As I stood in the basement of the auditorium sweating my green-robed ass off, I laughed at my fellow “honorees” (I use that word in as loose a sense as they were as freshman) rushing around trying to find out where to stand and what to do.
“Look,” I told them, “they’ve been telling us what to do for years now. I’m perfectly fine with not having to think for myself for one more day.” Then I turned up my iPod.
Yes, I now have an iPod and have crossed over into the digital iHell of iCulture. I swear it wasn’t my fault. It was given to me as a graduation gift. I was going tosell my new 4 gig mini, and get a Creative player with 18 million gigs of space complete with optional coffee maker instead, but the marketing company I work for customized them for us. They say “[adult swim is your friend]” on the back. How could I sell that? Damn. Now that I have it, I may as well use it….
I still iContend that iPods are most definitely evil. Sure, they’re iHandy, but they’re also the biggest iHoles to throw time and money at. I must look insane to the outside viewer, but you iPod owners, iBack me up:
(End of iDigression)
Graduations are boring. I could barely stay awake on my own, so I left to have a cigarette. Some of you may think this disrespectful, but I don’t give a shit, so save it.
When it finally happened, the experience of walking across the stage…was a bit anti-climactic. It’s hard to feel like the day is all about you when you know everyone there with a robe on has swamp ass too.

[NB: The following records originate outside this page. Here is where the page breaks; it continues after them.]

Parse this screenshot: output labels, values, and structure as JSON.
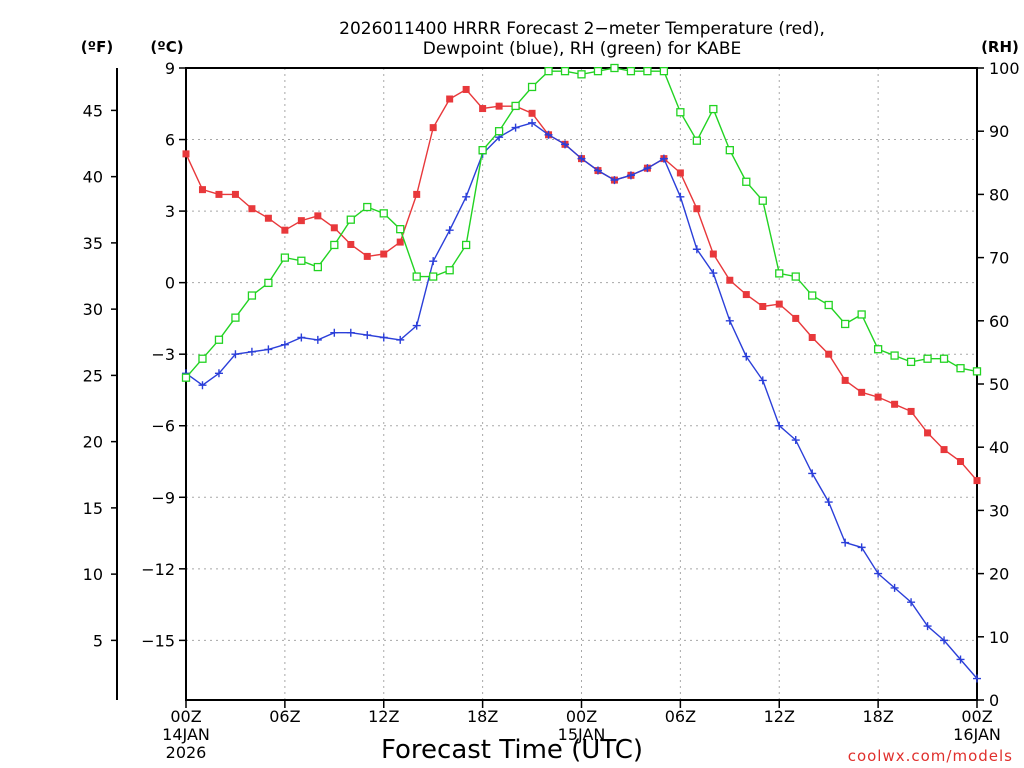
{
  "chart_data": {
    "type": "line",
    "title": [
      "2026011400 HRRR Forecast 2−meter Temperature (red),",
      "Dewpoint (blue), RH (green) for KABE"
    ],
    "xlabel": "Forecast Time (UTC)",
    "units": {
      "fahrenheit": "(ºF)",
      "celsius": "(ºC)",
      "rh": "(RH)"
    },
    "xlim": [
      0,
      48
    ],
    "x_ticks": [
      {
        "h": 0,
        "lines": [
          "00Z",
          "14JAN",
          "2026"
        ]
      },
      {
        "h": 6,
        "lines": [
          "06Z"
        ]
      },
      {
        "h": 12,
        "lines": [
          "12Z"
        ]
      },
      {
        "h": 18,
        "lines": [
          "18Z"
        ]
      },
      {
        "h": 24,
        "lines": [
          "00Z",
          "15JAN"
        ]
      },
      {
        "h": 30,
        "lines": [
          "06Z"
        ]
      },
      {
        "h": 36,
        "lines": [
          "12Z"
        ]
      },
      {
        "h": 42,
        "lines": [
          "18Z"
        ]
      },
      {
        "h": 48,
        "lines": [
          "00Z",
          "16JAN"
        ]
      }
    ],
    "ylim_celsius": [
      -17.5,
      9
    ],
    "celsius_ticks": [
      9,
      6,
      3,
      0,
      -3,
      -6,
      -9,
      -12,
      -15
    ],
    "fahrenheit_ticks": [
      45,
      40,
      35,
      30,
      25,
      20,
      15,
      10,
      5
    ],
    "ylim_rh": [
      0,
      100
    ],
    "rh_ticks": [
      100,
      90,
      80,
      70,
      60,
      50,
      40,
      30,
      20,
      10,
      0
    ],
    "grid": true,
    "series": [
      {
        "name": "Temperature",
        "axis": "celsius",
        "color": "#e8383b",
        "marker": "filled-square",
        "values": [
          5.4,
          3.9,
          3.7,
          3.7,
          3.1,
          2.7,
          2.2,
          2.6,
          2.8,
          2.3,
          1.6,
          1.1,
          1.2,
          1.7,
          3.7,
          6.5,
          7.7,
          8.1,
          7.3,
          7.4,
          7.4,
          7.1,
          6.2,
          5.8,
          5.2,
          4.7,
          4.3,
          4.5,
          4.8,
          5.2,
          4.6,
          3.1,
          1.2,
          0.1,
          -0.5,
          -1.0,
          -0.9,
          -1.5,
          -2.3,
          -3.0,
          -4.1,
          -4.6,
          -4.8,
          -5.1,
          -5.4,
          -6.3,
          -7.0,
          -7.5,
          -8.3
        ]
      },
      {
        "name": "Dewpoint",
        "axis": "celsius",
        "color": "#2b3fd9",
        "marker": "plus",
        "values": [
          -3.8,
          -4.3,
          -3.8,
          -3.0,
          -2.9,
          -2.8,
          -2.6,
          -2.3,
          -2.4,
          -2.1,
          -2.1,
          -2.2,
          -2.3,
          -2.4,
          -1.8,
          0.9,
          2.2,
          3.6,
          5.4,
          6.1,
          6.5,
          6.7,
          6.2,
          5.8,
          5.2,
          4.7,
          4.3,
          4.5,
          4.8,
          5.2,
          3.6,
          1.4,
          0.4,
          -1.6,
          -3.1,
          -4.1,
          -6.0,
          -6.6,
          -8.0,
          -9.2,
          -10.9,
          -11.1,
          -12.2,
          -12.8,
          -13.4,
          -14.4,
          -15.0,
          -15.8,
          -16.6
        ]
      },
      {
        "name": "RH",
        "axis": "rh",
        "color": "#22d322",
        "marker": "open-square",
        "values": [
          51,
          54,
          57,
          60.5,
          64,
          66,
          70,
          69.5,
          68.5,
          72,
          76,
          78,
          77,
          74.5,
          67,
          67,
          68,
          72,
          87,
          90,
          94,
          97,
          99.5,
          99.5,
          99,
          99.5,
          100,
          99.5,
          99.5,
          99.5,
          93,
          88.5,
          93.5,
          87,
          82,
          79,
          67.5,
          67,
          64,
          62.5,
          59.5,
          61,
          55.5,
          54.5,
          53.5,
          54,
          54,
          52.5,
          52
        ]
      }
    ],
    "credit": "coolwx.com/models"
  }
}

Besides, we all know that you learn as much outside the classroom as you do inside it. I brag that I can hold a conversation with anybody, anywhere, about anything. I didn’t learn that in a class. I honed this “skill” by watching a ton of TV and having millions of drunken conversations. I honestly don’t feel bad spending all my loans this way. It was a good investment I think. Ask me again when I’m sober.

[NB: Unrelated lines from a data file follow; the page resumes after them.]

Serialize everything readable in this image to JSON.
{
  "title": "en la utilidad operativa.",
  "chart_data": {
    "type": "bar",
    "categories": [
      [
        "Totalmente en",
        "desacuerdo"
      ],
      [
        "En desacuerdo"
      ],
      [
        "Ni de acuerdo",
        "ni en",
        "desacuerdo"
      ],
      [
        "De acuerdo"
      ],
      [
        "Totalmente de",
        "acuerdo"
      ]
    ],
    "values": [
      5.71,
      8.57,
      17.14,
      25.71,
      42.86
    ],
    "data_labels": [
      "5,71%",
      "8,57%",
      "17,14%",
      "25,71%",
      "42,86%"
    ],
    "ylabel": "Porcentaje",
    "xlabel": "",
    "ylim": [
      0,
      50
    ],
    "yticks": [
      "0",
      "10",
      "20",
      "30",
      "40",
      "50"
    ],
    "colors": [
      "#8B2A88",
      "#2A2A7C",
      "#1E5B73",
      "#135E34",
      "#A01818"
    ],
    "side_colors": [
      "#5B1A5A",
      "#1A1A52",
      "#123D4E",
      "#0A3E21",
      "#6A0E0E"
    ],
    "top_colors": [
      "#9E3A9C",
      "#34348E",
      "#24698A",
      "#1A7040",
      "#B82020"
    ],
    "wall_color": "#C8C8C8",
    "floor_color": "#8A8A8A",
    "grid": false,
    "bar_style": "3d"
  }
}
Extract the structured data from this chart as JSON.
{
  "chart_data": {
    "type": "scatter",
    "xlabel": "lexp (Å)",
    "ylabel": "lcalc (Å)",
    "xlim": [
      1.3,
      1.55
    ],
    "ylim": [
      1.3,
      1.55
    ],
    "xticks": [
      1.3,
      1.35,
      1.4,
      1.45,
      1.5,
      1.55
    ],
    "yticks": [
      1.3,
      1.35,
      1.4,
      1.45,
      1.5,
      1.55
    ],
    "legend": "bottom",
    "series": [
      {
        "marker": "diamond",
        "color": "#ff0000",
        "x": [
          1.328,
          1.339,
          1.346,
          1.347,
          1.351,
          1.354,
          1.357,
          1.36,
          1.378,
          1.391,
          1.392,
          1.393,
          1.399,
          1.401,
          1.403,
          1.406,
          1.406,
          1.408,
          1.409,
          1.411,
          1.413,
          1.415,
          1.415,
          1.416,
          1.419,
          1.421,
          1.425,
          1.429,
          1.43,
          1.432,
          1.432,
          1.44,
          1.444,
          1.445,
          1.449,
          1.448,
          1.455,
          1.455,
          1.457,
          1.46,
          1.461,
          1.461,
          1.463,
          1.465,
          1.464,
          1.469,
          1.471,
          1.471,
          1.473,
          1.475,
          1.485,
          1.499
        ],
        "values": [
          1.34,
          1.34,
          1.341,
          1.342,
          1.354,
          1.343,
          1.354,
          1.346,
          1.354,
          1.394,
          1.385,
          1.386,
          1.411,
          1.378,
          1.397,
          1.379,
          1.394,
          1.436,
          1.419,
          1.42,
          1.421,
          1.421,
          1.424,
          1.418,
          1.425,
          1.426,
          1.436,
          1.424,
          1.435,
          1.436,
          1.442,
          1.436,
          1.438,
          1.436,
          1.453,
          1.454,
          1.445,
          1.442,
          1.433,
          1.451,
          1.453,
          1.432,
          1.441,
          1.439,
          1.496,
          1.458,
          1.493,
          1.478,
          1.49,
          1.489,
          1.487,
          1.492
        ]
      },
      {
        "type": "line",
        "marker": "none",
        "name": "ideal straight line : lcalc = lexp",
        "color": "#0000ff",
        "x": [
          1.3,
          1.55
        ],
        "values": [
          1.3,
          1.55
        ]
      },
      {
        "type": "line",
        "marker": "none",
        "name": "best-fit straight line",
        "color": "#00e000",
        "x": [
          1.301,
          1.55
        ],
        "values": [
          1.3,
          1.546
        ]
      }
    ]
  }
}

I actually cried at my high school graduation. I had to give some stupid speech for being salutatorian or head cheerleader or something like that and I got a bit choked up and tears trickled from the corners of my eyes. I wondered if I was going to do that again. I didn’t, but it’s only because I’m not a total pussy anymore, not because I no longer have emotions.

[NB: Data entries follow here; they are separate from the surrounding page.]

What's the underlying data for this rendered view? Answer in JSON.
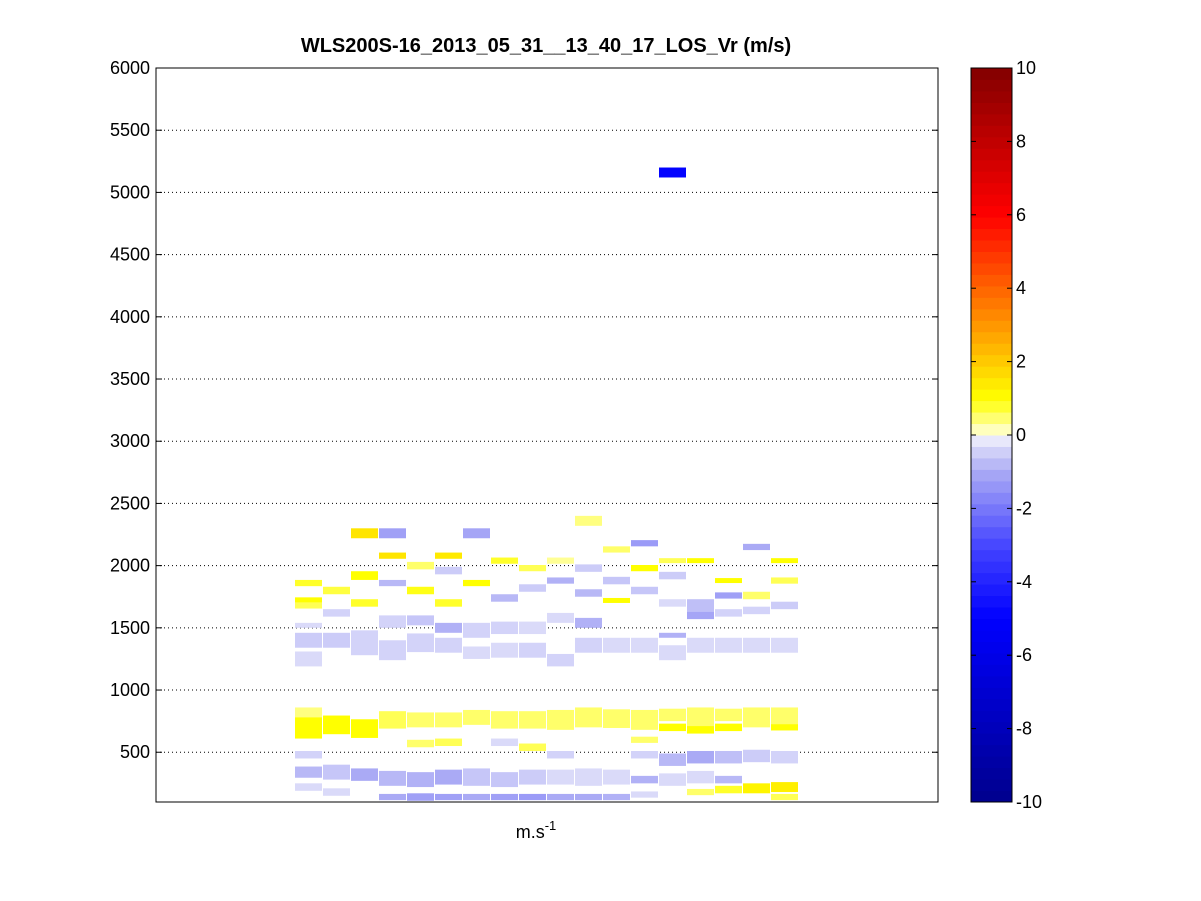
{
  "chart_data": {
    "type": "heatmap",
    "title": "WLS200S-16_2013_05_31__13_40_17_LOS_Vr (m/s)",
    "xlabel_base": "m.s",
    "xlabel_exp": "-1",
    "ylabel": "",
    "ylim": [
      100,
      6000
    ],
    "yticks": [
      500,
      1000,
      1500,
      2000,
      2500,
      3000,
      3500,
      4000,
      4500,
      5000,
      5500,
      6000
    ],
    "grid": "y-dotted",
    "colorbar": {
      "clim": [
        -10,
        10
      ],
      "ticks": [
        -10,
        -8,
        -6,
        -4,
        -2,
        0,
        2,
        4,
        6,
        8,
        10
      ],
      "colormap": "blue-white-yellow-red"
    },
    "cells": [
      {
        "col": 0,
        "z": 0.8,
        "h": 1860,
        "bh": 50
      },
      {
        "col": 0,
        "z": 1.0,
        "h": 1720,
        "bh": 50
      },
      {
        "col": 0,
        "z": 0.6,
        "h": 1680,
        "bh": 50
      },
      {
        "col": 0,
        "z": -0.3,
        "h": 1520,
        "bh": 40
      },
      {
        "col": 0,
        "z": -0.5,
        "h": 1400,
        "bh": 120
      },
      {
        "col": 0,
        "z": -0.3,
        "h": 1250,
        "bh": 120
      },
      {
        "col": 0,
        "z": 1.0,
        "h": 700,
        "bh": 180
      },
      {
        "col": 0,
        "z": 0.4,
        "h": 820,
        "bh": 80
      },
      {
        "col": 0,
        "z": -0.4,
        "h": 480,
        "bh": 60
      },
      {
        "col": 0,
        "z": -0.8,
        "h": 340,
        "bh": 90
      },
      {
        "col": 0,
        "z": -0.3,
        "h": 220,
        "bh": 60
      },
      {
        "col": 1,
        "z": 0.7,
        "h": 1800,
        "bh": 60
      },
      {
        "col": 1,
        "z": -0.4,
        "h": 1620,
        "bh": 60
      },
      {
        "col": 1,
        "z": -0.5,
        "h": 1400,
        "bh": 120
      },
      {
        "col": 1,
        "z": 1.0,
        "h": 720,
        "bh": 150
      },
      {
        "col": 1,
        "z": -0.6,
        "h": 340,
        "bh": 120
      },
      {
        "col": 1,
        "z": -0.3,
        "h": 180,
        "bh": 60
      },
      {
        "col": 2,
        "z": 1.5,
        "h": 2260,
        "bh": 80
      },
      {
        "col": 2,
        "z": 1.0,
        "h": 1920,
        "bh": 70
      },
      {
        "col": 2,
        "z": 0.8,
        "h": 1700,
        "bh": 60
      },
      {
        "col": 2,
        "z": -0.4,
        "h": 1380,
        "bh": 200
      },
      {
        "col": 2,
        "z": 1.0,
        "h": 690,
        "bh": 150
      },
      {
        "col": 2,
        "z": -1.0,
        "h": 320,
        "bh": 100
      },
      {
        "col": 3,
        "z": -1.2,
        "h": 2260,
        "bh": 80
      },
      {
        "col": 3,
        "z": 1.5,
        "h": 2080,
        "bh": 50
      },
      {
        "col": 3,
        "z": -0.8,
        "h": 1860,
        "bh": 50
      },
      {
        "col": 3,
        "z": -0.4,
        "h": 1550,
        "bh": 100
      },
      {
        "col": 3,
        "z": -0.4,
        "h": 1320,
        "bh": 160
      },
      {
        "col": 3,
        "z": 0.6,
        "h": 760,
        "bh": 140
      },
      {
        "col": 3,
        "z": -0.8,
        "h": 290,
        "bh": 120
      },
      {
        "col": 3,
        "z": -1.0,
        "h": 140,
        "bh": 50
      },
      {
        "col": 4,
        "z": 0.5,
        "h": 2000,
        "bh": 60
      },
      {
        "col": 4,
        "z": 0.9,
        "h": 1800,
        "bh": 60
      },
      {
        "col": 4,
        "z": -0.6,
        "h": 1560,
        "bh": 80
      },
      {
        "col": 4,
        "z": -0.4,
        "h": 1380,
        "bh": 150
      },
      {
        "col": 4,
        "z": 0.5,
        "h": 760,
        "bh": 120
      },
      {
        "col": 4,
        "z": 0.5,
        "h": 570,
        "bh": 60
      },
      {
        "col": 4,
        "z": -0.9,
        "h": 280,
        "bh": 120
      },
      {
        "col": 4,
        "z": -1.2,
        "h": 140,
        "bh": 60
      },
      {
        "col": 5,
        "z": 1.4,
        "h": 2080,
        "bh": 50
      },
      {
        "col": 5,
        "z": -0.5,
        "h": 1960,
        "bh": 60
      },
      {
        "col": 5,
        "z": 0.8,
        "h": 1700,
        "bh": 60
      },
      {
        "col": 5,
        "z": -0.9,
        "h": 1500,
        "bh": 80
      },
      {
        "col": 5,
        "z": -0.4,
        "h": 1360,
        "bh": 120
      },
      {
        "col": 5,
        "z": 0.5,
        "h": 760,
        "bh": 120
      },
      {
        "col": 5,
        "z": 0.6,
        "h": 580,
        "bh": 60
      },
      {
        "col": 5,
        "z": -1.0,
        "h": 300,
        "bh": 120
      },
      {
        "col": 5,
        "z": -1.2,
        "h": 140,
        "bh": 50
      },
      {
        "col": 6,
        "z": -1.1,
        "h": 2260,
        "bh": 80
      },
      {
        "col": 6,
        "z": 1.0,
        "h": 1860,
        "bh": 50
      },
      {
        "col": 6,
        "z": -0.4,
        "h": 1480,
        "bh": 120
      },
      {
        "col": 6,
        "z": -0.3,
        "h": 1300,
        "bh": 100
      },
      {
        "col": 6,
        "z": 0.5,
        "h": 780,
        "bh": 120
      },
      {
        "col": 6,
        "z": -0.6,
        "h": 300,
        "bh": 140
      },
      {
        "col": 6,
        "z": -1.0,
        "h": 140,
        "bh": 50
      },
      {
        "col": 7,
        "z": 0.8,
        "h": 2040,
        "bh": 50
      },
      {
        "col": 7,
        "z": -0.8,
        "h": 1740,
        "bh": 60
      },
      {
        "col": 7,
        "z": -0.4,
        "h": 1500,
        "bh": 100
      },
      {
        "col": 7,
        "z": -0.3,
        "h": 1320,
        "bh": 120
      },
      {
        "col": 7,
        "z": 0.5,
        "h": 760,
        "bh": 140
      },
      {
        "col": 7,
        "z": -0.3,
        "h": 580,
        "bh": 60
      },
      {
        "col": 7,
        "z": -0.6,
        "h": 280,
        "bh": 120
      },
      {
        "col": 7,
        "z": -1.2,
        "h": 140,
        "bh": 50
      },
      {
        "col": 8,
        "z": 0.6,
        "h": 1980,
        "bh": 50
      },
      {
        "col": 8,
        "z": -0.5,
        "h": 1820,
        "bh": 60
      },
      {
        "col": 8,
        "z": -0.3,
        "h": 1500,
        "bh": 100
      },
      {
        "col": 8,
        "z": -0.4,
        "h": 1320,
        "bh": 120
      },
      {
        "col": 8,
        "z": 0.5,
        "h": 760,
        "bh": 140
      },
      {
        "col": 8,
        "z": 0.6,
        "h": 540,
        "bh": 60
      },
      {
        "col": 8,
        "z": -0.5,
        "h": 300,
        "bh": 120
      },
      {
        "col": 8,
        "z": -1.3,
        "h": 140,
        "bh": 50
      },
      {
        "col": 9,
        "z": 0.3,
        "h": 2040,
        "bh": 50
      },
      {
        "col": 9,
        "z": -0.9,
        "h": 1880,
        "bh": 50
      },
      {
        "col": 9,
        "z": -0.3,
        "h": 1580,
        "bh": 80
      },
      {
        "col": 9,
        "z": -0.4,
        "h": 1240,
        "bh": 100
      },
      {
        "col": 9,
        "z": 0.5,
        "h": 760,
        "bh": 160
      },
      {
        "col": 9,
        "z": -0.4,
        "h": 480,
        "bh": 60
      },
      {
        "col": 9,
        "z": -0.3,
        "h": 300,
        "bh": 120
      },
      {
        "col": 9,
        "z": -1.0,
        "h": 140,
        "bh": 50
      },
      {
        "col": 10,
        "z": 0.4,
        "h": 2360,
        "bh": 80
      },
      {
        "col": 10,
        "z": -0.5,
        "h": 1980,
        "bh": 60
      },
      {
        "col": 10,
        "z": -0.8,
        "h": 1780,
        "bh": 60
      },
      {
        "col": 10,
        "z": -0.9,
        "h": 1540,
        "bh": 80
      },
      {
        "col": 10,
        "z": -0.4,
        "h": 1360,
        "bh": 120
      },
      {
        "col": 10,
        "z": 0.5,
        "h": 780,
        "bh": 160
      },
      {
        "col": 10,
        "z": -0.3,
        "h": 300,
        "bh": 140
      },
      {
        "col": 10,
        "z": -1.0,
        "h": 140,
        "bh": 50
      },
      {
        "col": 11,
        "z": 0.5,
        "h": 2130,
        "bh": 50
      },
      {
        "col": 11,
        "z": -0.6,
        "h": 1880,
        "bh": 60
      },
      {
        "col": 11,
        "z": 1.0,
        "h": 1720,
        "bh": 40
      },
      {
        "col": 11,
        "z": -0.3,
        "h": 1360,
        "bh": 120
      },
      {
        "col": 11,
        "z": 0.5,
        "h": 770,
        "bh": 150
      },
      {
        "col": 11,
        "z": -0.3,
        "h": 300,
        "bh": 120
      },
      {
        "col": 11,
        "z": -0.9,
        "h": 140,
        "bh": 50
      },
      {
        "col": 12,
        "z": -1.3,
        "h": 2180,
        "bh": 50
      },
      {
        "col": 12,
        "z": 1.0,
        "h": 1980,
        "bh": 50
      },
      {
        "col": 12,
        "z": -0.6,
        "h": 1800,
        "bh": 60
      },
      {
        "col": 12,
        "z": -0.3,
        "h": 1360,
        "bh": 120
      },
      {
        "col": 12,
        "z": 0.5,
        "h": 760,
        "bh": 160
      },
      {
        "col": 12,
        "z": 0.5,
        "h": 600,
        "bh": 50
      },
      {
        "col": 12,
        "z": -0.4,
        "h": 480,
        "bh": 60
      },
      {
        "col": 12,
        "z": -0.9,
        "h": 280,
        "bh": 60
      },
      {
        "col": 12,
        "z": -0.3,
        "h": 160,
        "bh": 50
      },
      {
        "col": 13,
        "z": -4.9,
        "h": 5160,
        "bh": 80
      },
      {
        "col": 13,
        "z": 0.6,
        "h": 2040,
        "bh": 40
      },
      {
        "col": 13,
        "z": -0.5,
        "h": 1920,
        "bh": 60
      },
      {
        "col": 13,
        "z": -0.3,
        "h": 1700,
        "bh": 60
      },
      {
        "col": 13,
        "z": -0.9,
        "h": 1440,
        "bh": 40
      },
      {
        "col": 13,
        "z": -0.3,
        "h": 1300,
        "bh": 120
      },
      {
        "col": 13,
        "z": 1.0,
        "h": 700,
        "bh": 60
      },
      {
        "col": 13,
        "z": 0.5,
        "h": 800,
        "bh": 100
      },
      {
        "col": 13,
        "z": -0.8,
        "h": 440,
        "bh": 100
      },
      {
        "col": 13,
        "z": -0.3,
        "h": 280,
        "bh": 100
      },
      {
        "col": 14,
        "z": 1.0,
        "h": 2040,
        "bh": 40
      },
      {
        "col": 14,
        "z": -0.7,
        "h": 1680,
        "bh": 100
      },
      {
        "col": 14,
        "z": -1.1,
        "h": 1600,
        "bh": 60
      },
      {
        "col": 14,
        "z": -0.3,
        "h": 1360,
        "bh": 120
      },
      {
        "col": 14,
        "z": 0.5,
        "h": 780,
        "bh": 160
      },
      {
        "col": 14,
        "z": 1.0,
        "h": 680,
        "bh": 60
      },
      {
        "col": 14,
        "z": -1.0,
        "h": 460,
        "bh": 100
      },
      {
        "col": 14,
        "z": -0.3,
        "h": 300,
        "bh": 100
      },
      {
        "col": 14,
        "z": 0.5,
        "h": 180,
        "bh": 50
      },
      {
        "col": 15,
        "z": 1.0,
        "h": 1880,
        "bh": 40
      },
      {
        "col": 15,
        "z": -1.2,
        "h": 1760,
        "bh": 50
      },
      {
        "col": 15,
        "z": -0.4,
        "h": 1620,
        "bh": 60
      },
      {
        "col": 15,
        "z": -0.3,
        "h": 1360,
        "bh": 120
      },
      {
        "col": 15,
        "z": 1.0,
        "h": 700,
        "bh": 60
      },
      {
        "col": 15,
        "z": 0.5,
        "h": 800,
        "bh": 100
      },
      {
        "col": 15,
        "z": -0.7,
        "h": 460,
        "bh": 100
      },
      {
        "col": 15,
        "z": -0.8,
        "h": 280,
        "bh": 60
      },
      {
        "col": 15,
        "z": 0.8,
        "h": 200,
        "bh": 60
      },
      {
        "col": 16,
        "z": -1.0,
        "h": 2150,
        "bh": 50
      },
      {
        "col": 16,
        "z": 0.5,
        "h": 1760,
        "bh": 60
      },
      {
        "col": 16,
        "z": -0.4,
        "h": 1640,
        "bh": 60
      },
      {
        "col": 16,
        "z": -0.3,
        "h": 1360,
        "bh": 120
      },
      {
        "col": 16,
        "z": 0.5,
        "h": 780,
        "bh": 160
      },
      {
        "col": 16,
        "z": -0.5,
        "h": 470,
        "bh": 100
      },
      {
        "col": 16,
        "z": 1.2,
        "h": 210,
        "bh": 80
      },
      {
        "col": 17,
        "z": 1.0,
        "h": 2040,
        "bh": 40
      },
      {
        "col": 17,
        "z": 0.6,
        "h": 1880,
        "bh": 50
      },
      {
        "col": 17,
        "z": -0.5,
        "h": 1680,
        "bh": 60
      },
      {
        "col": 17,
        "z": -0.3,
        "h": 1360,
        "bh": 120
      },
      {
        "col": 17,
        "z": 0.5,
        "h": 780,
        "bh": 160
      },
      {
        "col": 17,
        "z": 1.0,
        "h": 700,
        "bh": 50
      },
      {
        "col": 17,
        "z": -0.4,
        "h": 460,
        "bh": 100
      },
      {
        "col": 17,
        "z": 1.3,
        "h": 220,
        "bh": 80
      },
      {
        "col": 17,
        "z": 0.6,
        "h": 140,
        "bh": 50
      }
    ]
  }
}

The ceremony was long, so we, being college students and having little respect for anybody, made fun of the speakers. Our student speaker was a double major receiving degrees in both engineering and philosophy. He had served on 2,012 committees ranging from the Association of Aardvark Astrophysics to Zebra Zealots, had 613 internships, was published in the Bible and had been into space a couple times. Other than that, he fit in with us normal liberal arts people pretty well. We laughed at his high-brow humor and big words while our parents flipped through their dictionaries trying to keep up. We did a little condescending “we’re better than you” dance and then I had to get back to my day job flipping burgers.
When the different majors started walking across the stage in front of and behind us, we were definitely going a little stir crazy. Their ploy to get us to sit still for two final hours was unraveling. We made jokes about each other rather than give in to our instincts and start rioting.
“Professional writing? What the hell is that? I’m a professional English uh…talker person, how’s that?”
“Jazz studies is an actual major? Give me a blunt and a bad recording of Witches Brew and I’ll have to earn that degree.”
“Stupid philosophy majors: I graduate, therefore I walk. Does this piece of paper really exist?”
Even I couldn’t be too cynical though. I was with family and friends who had come to see this day…finally. I just wanted it to be over so I could celebrate in my own way (whipped cream, lotion and a blindfold).
So now everyone wants to know “now what?” Unless those people have a job offer for me, they can go fuck themselves. I have no idea what is next for me, but I know it’ll be OK…eventually.
Congrats to all the grads this year. You’ve earned it. Unless you haven’t. Then fuck off.